Призыв этот исходил от тети, Эммы, которая опять взяла слово! У нее имелся наготове второй рассказ. Каждый из сотрапезников, вернувшись вечером к себе домой, непременно вздохнет, подняв глаза к потолку: "Ох, уж эта тетя Эмма, каждый обед такие муки!" Но сейчас ее слушали внешне вполне почтительно и, пожалуй, это было даже искренне, ибо такова чудо стадного чувства.
Но это мне было адресовано слово "кисанька". Считала ли тетя, что новый ее рассказ послужит мне уроком, или же по моему виду она догадалась, что мыслями я не с ними?
Подали новое блюдо: обед, видно, никогда не кончится. Тетя Эмма начала рассказ о своем возвращении из Ардело. В Ардело у Симона была вилла, доставшаяся ему после смерти первой супруги. Каждое лето наше семейство сплавляет туда всех своих ребят и даже взрослых. К примеру, нынешнее лето там отдыхали шестеро моих племянников и племянниц с нянями, мама, моя беременная невестка. Все эти чада и домочадцы в полном составе принимали морские ванны, в то время как мой старший брат, счастливый супруг и счастливый отец, совершал путешествие по Востоку вместе с Элен и Валентином, пока наш батюшка в Париже вел дела, пока бабуся дремала, повернувшись спиной к парку Монсо, а дядя Теодор охотился в Солони. Тетя Эмма тоже охотилась с ним.
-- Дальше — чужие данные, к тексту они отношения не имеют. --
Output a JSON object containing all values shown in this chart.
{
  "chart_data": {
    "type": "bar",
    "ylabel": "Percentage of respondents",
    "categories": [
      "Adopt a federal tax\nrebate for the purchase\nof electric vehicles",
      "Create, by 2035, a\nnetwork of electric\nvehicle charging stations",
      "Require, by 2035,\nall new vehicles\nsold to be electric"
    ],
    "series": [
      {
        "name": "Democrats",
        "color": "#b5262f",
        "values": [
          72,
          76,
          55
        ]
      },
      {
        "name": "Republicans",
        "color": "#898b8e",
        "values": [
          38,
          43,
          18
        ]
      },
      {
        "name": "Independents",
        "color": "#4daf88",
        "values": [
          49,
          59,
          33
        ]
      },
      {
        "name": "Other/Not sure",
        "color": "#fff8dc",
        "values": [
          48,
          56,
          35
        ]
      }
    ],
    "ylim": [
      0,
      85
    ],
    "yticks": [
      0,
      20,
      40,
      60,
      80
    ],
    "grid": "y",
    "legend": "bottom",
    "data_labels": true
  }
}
Но добровольно пожертвовала сутками из своего отдыха, чтобы прийти на помощь несчастной Мари и вместе с ней транспортировать весь этот детский сад, англичанок и бедняжку невестку, бывшую на последних месяцах беременности.
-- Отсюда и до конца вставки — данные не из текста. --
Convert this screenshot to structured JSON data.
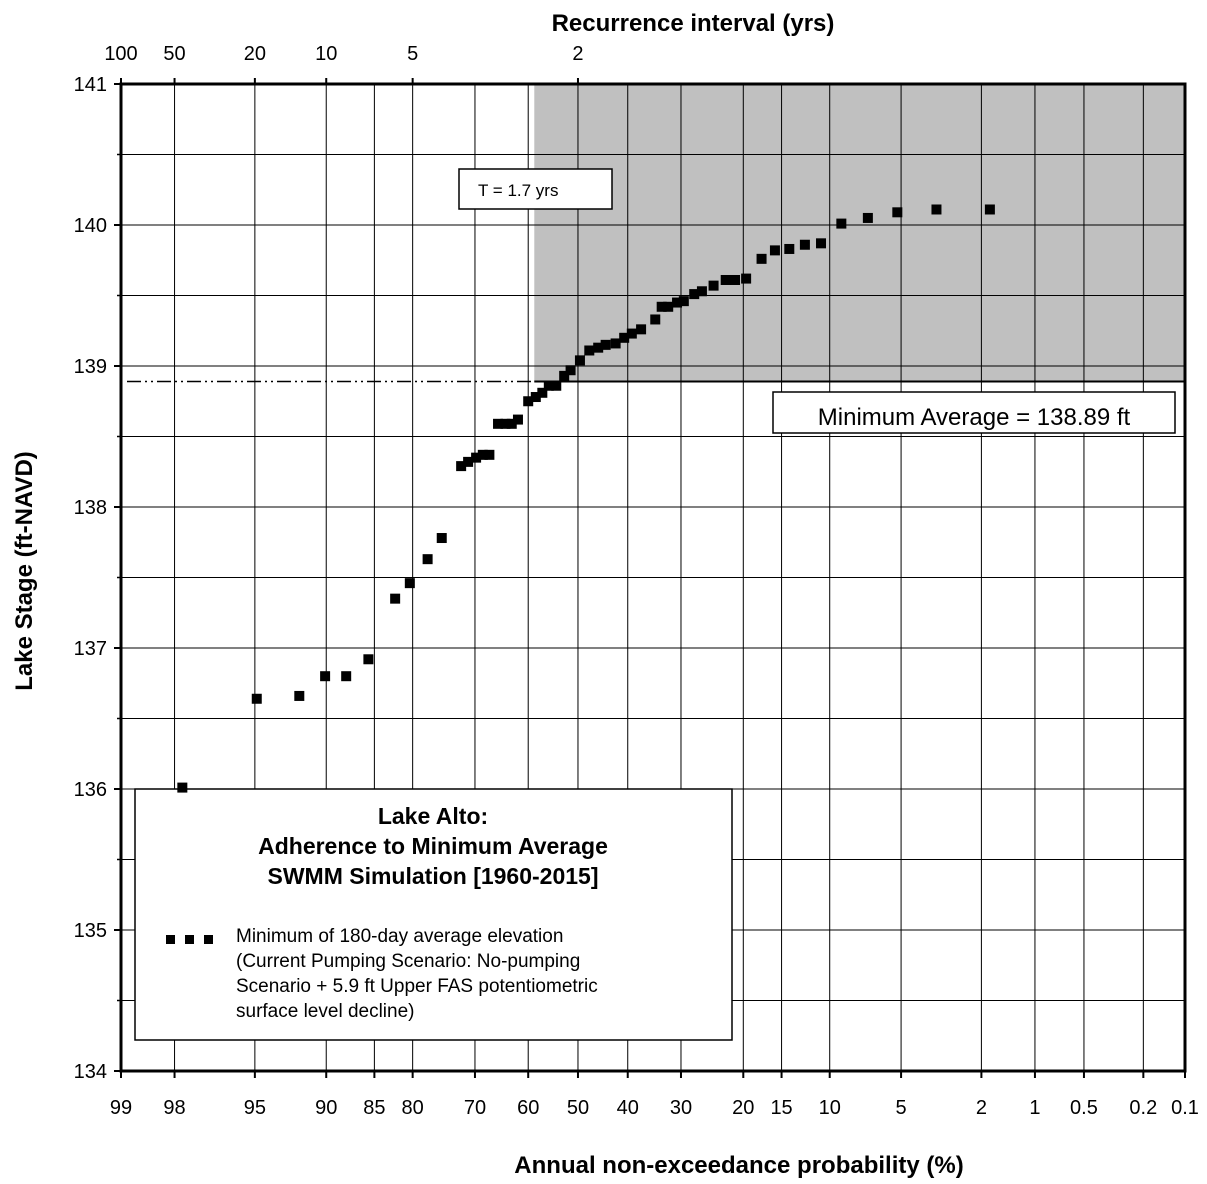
{
  "chart_data": {
    "type": "scatter",
    "title": "",
    "xlabel": "Annual non-exceedance probability (%)",
    "ylabel": "Lake Stage (ft-NAVD)",
    "top_axis_label": "Recurrence interval (yrs)",
    "x_scale": "normal-probability",
    "ylim": [
      134,
      141
    ],
    "grid": true,
    "x_ticks": [
      {
        "label": "99",
        "value": 99
      },
      {
        "label": "98",
        "value": 98
      },
      {
        "label": "95",
        "value": 95
      },
      {
        "label": "90",
        "value": 90
      },
      {
        "label": "85",
        "value": 85
      },
      {
        "label": "80",
        "value": 80
      },
      {
        "label": "70",
        "value": 70
      },
      {
        "label": "60",
        "value": 60
      },
      {
        "label": "50",
        "value": 50
      },
      {
        "label": "40",
        "value": 40
      },
      {
        "label": "30",
        "value": 30
      },
      {
        "label": "20",
        "value": 20
      },
      {
        "label": "15",
        "value": 15
      },
      {
        "label": "10",
        "value": 10
      },
      {
        "label": "5",
        "value": 5
      },
      {
        "label": "2",
        "value": 2
      },
      {
        "label": "1",
        "value": 1
      },
      {
        "label": "0.5",
        "value": 0.5
      },
      {
        "label": "0.2",
        "value": 0.2
      },
      {
        "label": "0.1",
        "value": 0.1
      }
    ],
    "top_ticks": [
      {
        "label": "2",
        "value": 2
      },
      {
        "label": "5",
        "value": 5
      },
      {
        "label": "10",
        "value": 10
      },
      {
        "label": "20",
        "value": 20
      },
      {
        "label": "50",
        "value": 50
      },
      {
        "label": "100",
        "value": 100
      }
    ],
    "y_ticks": [
      {
        "label": "134",
        "value": 134
      },
      {
        "label": "135",
        "value": 135
      },
      {
        "label": "136",
        "value": 136
      },
      {
        "label": "137",
        "value": 137
      },
      {
        "label": "138",
        "value": 138
      },
      {
        "label": "139",
        "value": 139
      },
      {
        "label": "140",
        "value": 140
      },
      {
        "label": "141",
        "value": 141
      }
    ],
    "series": [
      {
        "name": "Minimum of 180-day average elevation (Current Pumping Scenario: No-pumping Scenario + 5.9 ft Upper FAS potentiometric surface level decline)",
        "marker": "square",
        "color": "#000000",
        "points": [
          [
            98.2,
            140.11
          ],
          [
            96.6,
            140.11
          ],
          [
            94.8,
            140.09
          ],
          [
            93.0,
            140.05
          ],
          [
            91.0,
            140.01
          ],
          [
            89.2,
            139.87
          ],
          [
            87.6,
            139.86
          ],
          [
            85.9,
            139.83
          ],
          [
            84.2,
            139.82
          ],
          [
            82.5,
            139.76
          ],
          [
            80.4,
            139.62
          ],
          [
            78.8,
            139.61
          ],
          [
            77.4,
            139.61
          ],
          [
            75.5,
            139.57
          ],
          [
            73.6,
            139.53
          ],
          [
            72.3,
            139.51
          ],
          [
            70.5,
            139.46
          ],
          [
            69.3,
            139.45
          ],
          [
            67.7,
            139.42
          ],
          [
            66.5,
            139.42
          ],
          [
            65.3,
            139.33
          ],
          [
            62.6,
            139.26
          ],
          [
            60.8,
            139.23
          ],
          [
            59.3,
            139.2
          ],
          [
            57.6,
            139.16
          ],
          [
            55.6,
            139.15
          ],
          [
            54.1,
            139.13
          ],
          [
            52.3,
            139.11
          ],
          [
            50.4,
            139.04
          ],
          [
            48.5,
            138.97
          ],
          [
            47.2,
            138.93
          ],
          [
            45.6,
            138.86
          ],
          [
            44.1,
            138.86
          ],
          [
            42.8,
            138.81
          ],
          [
            41.5,
            138.78
          ],
          [
            40.0,
            138.75
          ],
          [
            38.0,
            138.62
          ],
          [
            36.8,
            138.59
          ],
          [
            35.6,
            138.59
          ],
          [
            34.2,
            138.59
          ],
          [
            32.6,
            138.37
          ],
          [
            31.4,
            138.37
          ],
          [
            30.2,
            138.35
          ],
          [
            28.8,
            138.32
          ],
          [
            27.6,
            138.29
          ],
          [
            24.4,
            137.78
          ],
          [
            22.2,
            137.63
          ],
          [
            19.6,
            137.46
          ],
          [
            17.6,
            137.35
          ],
          [
            14.3,
            136.92
          ],
          [
            11.9,
            136.8
          ],
          [
            9.9,
            136.8
          ],
          [
            7.8,
            136.66
          ],
          [
            5.1,
            136.64
          ],
          [
            2.2,
            136.01
          ]
        ]
      }
    ],
    "annotations": {
      "t_label": "T = 1.7 yrs",
      "threshold_label": "Minimum  Average = 138.89 ft",
      "threshold_value": 138.89,
      "shaded_region": {
        "x_from": 58.8,
        "x_to": 0.1,
        "y_from": 138.89,
        "y_to": 141,
        "color": "#c0c0c0"
      }
    },
    "legend": {
      "placement": "bottom-left",
      "title_lines": [
        "Lake Alto:",
        "Adherence to Minimum  Average",
        "SWMM Simulation  [1960-2015]"
      ],
      "entry_lines": [
        "Minimum of 180-day average elevation",
        "(Current Pumping Scenario: No-pumping",
        "Scenario + 5.9 ft Upper FAS potentiometric",
        "surface level decline)"
      ]
    }
  }
}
Тетя Эмма заранее заказала в Булони два купе, одно из которых предназначалось для детворы и нянек. И так как тетя умела путешествовать, она выбрала для отъезда субботу. По субботним дням в Париж почти никто не ездит. Правда, ребят на день раньше лишили морского воздуха, поскольку старшие дети пойдут в школу только в понедельник; но какое это имеет значение? Зато в поезде меньше народу. В Этапле по субботам никто не садится. Женщинам будет втроем очень удобно.
Им открыли купе; все разместились, поехали. Все шло как нельзя лучше. Только двоих самых маленьких стошнило. Но это не в счет. Жанна-Симон держалась молодцом. Подъезжают. Уже Сен-Дени. Но что это такое? Поезд останавливается. И вовсе не на вокзале, а в городе. Проходит пять, потом десять минут... Нет уж, извините. Тетя Эмма опускает окно, высовывается по пояс и озирает окрестности. И представьте - никого из железнодорожников, ни одной живой души. Никто даже не выглянул из окна, буквально некого спросить. Да и вообще... Ага, только одна тетя Эмма и беспокоится во всем поезде... До чего же беспечны люди!.. Вот так-то и происходят столкновения поездов... Но вдруг тетя Эмма прислушивается, еще больше высовывается из окна... Что?.. Что такое? Неужели она не ослышалась? Боже мой! "Интернационал"!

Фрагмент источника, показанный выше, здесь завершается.